Tag Archives: adobes

The Casa de Lopez Adobe

The Lopez family were among the founders of the city of San Fernando, in 1874, but the family had been in the area of the north Valley for generations. Francisco Lopez found the gold in Placerita canyon in 1842; Valentin Lopez may have built the Andres Pico Adobe as early as 1834. Anyway, by the Victorian era, building an adobe home on a downtown block would have been a deliberate exercise in Californio vernacular continuity; thousands of Anglos were building wood-framed Eastlakes and Stick Styles all over So Cal. The house seems to have stayed in the family until the Brady Bunch years, though somebody in the 1950s split the building up into three apartments, by adding lean-to kitchens — styled in exactly the same yellow and burgundy tile that graces my own kitchen in Valley Village. How amazing that some lucky people got to enjoy their dumpy Valley apartment experience in an adobe!!

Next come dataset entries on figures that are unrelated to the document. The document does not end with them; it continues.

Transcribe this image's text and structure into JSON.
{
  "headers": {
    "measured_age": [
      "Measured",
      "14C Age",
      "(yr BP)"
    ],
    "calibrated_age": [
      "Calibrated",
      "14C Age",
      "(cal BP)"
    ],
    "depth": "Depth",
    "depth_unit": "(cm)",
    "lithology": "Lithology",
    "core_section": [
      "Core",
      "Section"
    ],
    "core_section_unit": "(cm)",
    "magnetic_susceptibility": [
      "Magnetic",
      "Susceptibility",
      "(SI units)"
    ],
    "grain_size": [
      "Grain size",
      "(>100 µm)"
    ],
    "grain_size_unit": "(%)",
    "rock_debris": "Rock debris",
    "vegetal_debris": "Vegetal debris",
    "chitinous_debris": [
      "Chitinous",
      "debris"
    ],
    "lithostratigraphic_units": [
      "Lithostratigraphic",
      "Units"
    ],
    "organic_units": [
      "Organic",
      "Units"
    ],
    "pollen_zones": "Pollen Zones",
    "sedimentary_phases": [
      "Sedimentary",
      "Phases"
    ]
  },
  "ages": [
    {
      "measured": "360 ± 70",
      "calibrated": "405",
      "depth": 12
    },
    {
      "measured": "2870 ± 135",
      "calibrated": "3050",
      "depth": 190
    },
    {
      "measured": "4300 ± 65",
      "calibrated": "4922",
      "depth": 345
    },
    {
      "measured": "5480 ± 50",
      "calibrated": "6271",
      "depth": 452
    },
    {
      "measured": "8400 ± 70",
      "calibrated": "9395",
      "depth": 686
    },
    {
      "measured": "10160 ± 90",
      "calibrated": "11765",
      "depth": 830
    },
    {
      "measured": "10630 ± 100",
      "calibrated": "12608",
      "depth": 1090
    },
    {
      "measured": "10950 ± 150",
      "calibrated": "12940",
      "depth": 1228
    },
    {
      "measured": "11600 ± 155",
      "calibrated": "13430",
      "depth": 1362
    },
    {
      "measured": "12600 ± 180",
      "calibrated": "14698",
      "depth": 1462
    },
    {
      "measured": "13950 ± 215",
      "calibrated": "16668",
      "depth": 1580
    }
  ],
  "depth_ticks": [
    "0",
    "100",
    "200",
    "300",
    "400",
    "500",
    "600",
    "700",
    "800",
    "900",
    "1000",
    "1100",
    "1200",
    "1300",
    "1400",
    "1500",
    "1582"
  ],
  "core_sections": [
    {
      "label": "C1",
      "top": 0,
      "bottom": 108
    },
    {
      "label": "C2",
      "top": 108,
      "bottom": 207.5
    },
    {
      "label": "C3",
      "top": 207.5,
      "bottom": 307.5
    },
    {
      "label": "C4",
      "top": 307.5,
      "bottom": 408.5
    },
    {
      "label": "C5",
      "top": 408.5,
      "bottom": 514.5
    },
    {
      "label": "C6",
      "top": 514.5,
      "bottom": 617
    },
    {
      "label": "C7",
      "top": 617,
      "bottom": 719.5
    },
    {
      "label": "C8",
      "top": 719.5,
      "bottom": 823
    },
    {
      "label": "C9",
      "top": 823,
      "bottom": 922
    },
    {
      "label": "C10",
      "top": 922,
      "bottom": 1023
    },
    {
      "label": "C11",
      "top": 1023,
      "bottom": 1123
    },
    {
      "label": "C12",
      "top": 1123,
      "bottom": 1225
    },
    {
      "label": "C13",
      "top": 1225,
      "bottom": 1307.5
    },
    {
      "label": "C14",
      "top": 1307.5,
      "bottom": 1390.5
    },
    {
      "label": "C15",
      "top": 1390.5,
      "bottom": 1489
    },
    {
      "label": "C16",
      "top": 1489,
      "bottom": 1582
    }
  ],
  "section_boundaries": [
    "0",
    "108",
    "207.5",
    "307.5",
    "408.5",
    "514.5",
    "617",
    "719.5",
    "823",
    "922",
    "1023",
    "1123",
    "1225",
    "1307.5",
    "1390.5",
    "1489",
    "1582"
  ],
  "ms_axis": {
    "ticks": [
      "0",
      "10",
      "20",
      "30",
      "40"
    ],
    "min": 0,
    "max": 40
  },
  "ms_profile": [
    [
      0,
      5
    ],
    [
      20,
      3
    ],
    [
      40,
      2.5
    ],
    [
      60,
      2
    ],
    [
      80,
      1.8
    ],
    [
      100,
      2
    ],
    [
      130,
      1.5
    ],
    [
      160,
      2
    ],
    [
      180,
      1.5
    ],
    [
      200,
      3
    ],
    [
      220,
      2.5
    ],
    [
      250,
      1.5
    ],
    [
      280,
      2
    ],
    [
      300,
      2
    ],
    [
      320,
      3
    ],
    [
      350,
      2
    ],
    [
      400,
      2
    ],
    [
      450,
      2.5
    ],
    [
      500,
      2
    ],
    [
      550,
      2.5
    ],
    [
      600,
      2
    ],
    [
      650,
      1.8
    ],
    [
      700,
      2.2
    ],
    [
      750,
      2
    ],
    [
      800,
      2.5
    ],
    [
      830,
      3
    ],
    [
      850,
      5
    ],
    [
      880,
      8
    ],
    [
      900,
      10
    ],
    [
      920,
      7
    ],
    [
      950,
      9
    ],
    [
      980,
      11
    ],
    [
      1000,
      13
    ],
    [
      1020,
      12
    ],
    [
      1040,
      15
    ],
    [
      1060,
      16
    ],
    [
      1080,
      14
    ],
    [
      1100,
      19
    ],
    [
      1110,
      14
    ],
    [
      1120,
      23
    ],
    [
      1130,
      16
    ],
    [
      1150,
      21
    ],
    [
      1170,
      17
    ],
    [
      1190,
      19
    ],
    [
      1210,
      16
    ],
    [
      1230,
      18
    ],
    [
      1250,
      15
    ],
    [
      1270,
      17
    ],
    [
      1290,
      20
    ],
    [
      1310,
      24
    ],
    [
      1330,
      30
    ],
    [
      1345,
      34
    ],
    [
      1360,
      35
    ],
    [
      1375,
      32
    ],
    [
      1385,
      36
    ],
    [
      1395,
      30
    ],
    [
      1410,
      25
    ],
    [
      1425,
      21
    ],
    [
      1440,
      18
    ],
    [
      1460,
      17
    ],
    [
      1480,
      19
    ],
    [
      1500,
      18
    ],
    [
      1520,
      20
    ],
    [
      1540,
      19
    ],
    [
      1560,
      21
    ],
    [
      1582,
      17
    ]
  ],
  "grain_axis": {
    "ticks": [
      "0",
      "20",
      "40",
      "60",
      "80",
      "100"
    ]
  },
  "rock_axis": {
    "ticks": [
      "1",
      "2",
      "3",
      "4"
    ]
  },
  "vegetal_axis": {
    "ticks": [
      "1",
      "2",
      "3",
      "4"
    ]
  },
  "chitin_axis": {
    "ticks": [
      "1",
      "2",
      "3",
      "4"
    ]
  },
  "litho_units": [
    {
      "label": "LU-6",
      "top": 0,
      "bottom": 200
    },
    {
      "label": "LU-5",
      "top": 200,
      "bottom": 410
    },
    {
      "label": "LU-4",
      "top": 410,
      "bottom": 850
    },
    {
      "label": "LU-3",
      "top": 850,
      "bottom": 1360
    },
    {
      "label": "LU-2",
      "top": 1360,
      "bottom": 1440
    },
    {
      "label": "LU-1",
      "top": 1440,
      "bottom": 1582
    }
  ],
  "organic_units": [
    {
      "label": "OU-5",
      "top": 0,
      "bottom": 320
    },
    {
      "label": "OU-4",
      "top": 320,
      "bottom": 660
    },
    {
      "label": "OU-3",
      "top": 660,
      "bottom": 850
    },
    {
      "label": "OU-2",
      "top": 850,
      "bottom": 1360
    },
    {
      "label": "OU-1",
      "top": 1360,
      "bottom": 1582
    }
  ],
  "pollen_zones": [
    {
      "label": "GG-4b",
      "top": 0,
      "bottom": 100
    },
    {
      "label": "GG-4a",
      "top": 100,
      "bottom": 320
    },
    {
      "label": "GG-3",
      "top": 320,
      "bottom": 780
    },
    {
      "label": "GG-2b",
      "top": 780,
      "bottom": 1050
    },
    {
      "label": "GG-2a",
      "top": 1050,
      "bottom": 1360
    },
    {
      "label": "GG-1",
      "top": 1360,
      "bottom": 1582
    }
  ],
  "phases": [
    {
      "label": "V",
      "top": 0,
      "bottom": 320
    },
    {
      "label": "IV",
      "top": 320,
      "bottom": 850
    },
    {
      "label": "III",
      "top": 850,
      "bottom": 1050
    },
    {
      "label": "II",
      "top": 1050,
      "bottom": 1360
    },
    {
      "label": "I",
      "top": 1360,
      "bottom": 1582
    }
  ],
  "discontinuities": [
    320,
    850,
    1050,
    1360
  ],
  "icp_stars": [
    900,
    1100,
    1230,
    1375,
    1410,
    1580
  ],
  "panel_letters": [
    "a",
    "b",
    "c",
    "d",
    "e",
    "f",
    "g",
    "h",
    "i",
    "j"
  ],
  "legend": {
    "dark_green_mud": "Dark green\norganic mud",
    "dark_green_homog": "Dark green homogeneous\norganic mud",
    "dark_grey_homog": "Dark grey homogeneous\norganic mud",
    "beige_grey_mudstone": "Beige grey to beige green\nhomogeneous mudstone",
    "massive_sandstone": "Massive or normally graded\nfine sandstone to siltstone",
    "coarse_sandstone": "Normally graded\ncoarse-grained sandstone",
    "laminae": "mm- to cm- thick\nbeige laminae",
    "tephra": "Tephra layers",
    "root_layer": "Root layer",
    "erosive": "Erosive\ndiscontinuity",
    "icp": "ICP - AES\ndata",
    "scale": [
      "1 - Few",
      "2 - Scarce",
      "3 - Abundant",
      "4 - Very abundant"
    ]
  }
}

The Feliz Adobe, now part of the Griffith Park staff headquarters (note the brusque signage warning the public away.)

Jose Vicente Feliz received the original 1795 grant for 20 years of royal service. “Rancho de Nuestra Senora de Refugio de Los Feliz” included almost all of Griffith Park, Silverlake and Los Feliz. I believe it may also have come with water rights to the LA river, specially granted in the deed.

Cpl. Felix had come with the de Anza Expedition in 1775; he was widowed just outside Tubac, helped found San Francisco, and rose from private to corporal as a guard at San Gabriel, while raising five motherless Felizes. Then, despite his low rank he was named Comisionado of the infant Pueblo de Los Angeles. (He may have been a mestizo, thus not “white” enough to have been eligible for commissioned rank in the Spanish army.)  As Comisionado he was LA’s military honcho, above the alcalde and the city council, reporting directly to the governor. Pretty good for a mere corporal.

His mission was to protect the pueblo – not so much from invaders as from deserters. Gov. de Neve had invested a great deal in the pueblo as a farming community to produce food surpluses. Colonists were scarce; fewer than half the families recruited, actually arrived to settle LA. Among these, good farmers were even scarcer. Incompetency at cultivation and demoralization took time to correct; unfit or dissipated colonists might sell off their precious tools, like hoes and rakes, for liquor. There were quitters, disappearances, Indian troubles, and deaths – conditions were extremely tough the first few years. But the farmers were under binding contracts with the King, and would only get their town lots and arable grants if they stuck to LA and tilled the soil.

Thanks to Corporal Feliz, most of them did. This plum of a land grant – one of the earliest, prettiest and most advantageously sited –  reflects Spain’s gratitude.

The Catalina Verdugo Adobe, which its first owner jokingly referred to as “The Ditch”.  The ranch is set in an extremely secluded bowl at the bottom of a gulch in the Verdugo Hills. The spot is always cool and shady from the fine encinal, or oak grove, that fills the dell.

While it seems paradise now, and certainly also was in 1847, one must take in View those splendid trees at the edge of verandah; these are Coast Redwoods, probably planted by the DAR in the 30′s, way too near the house. They are already impinging upon the delicate structure. 

These trees point to a hard but important lesson – even California native plants can be invasive in the front yard, especially when they want to grow 300 feet tall.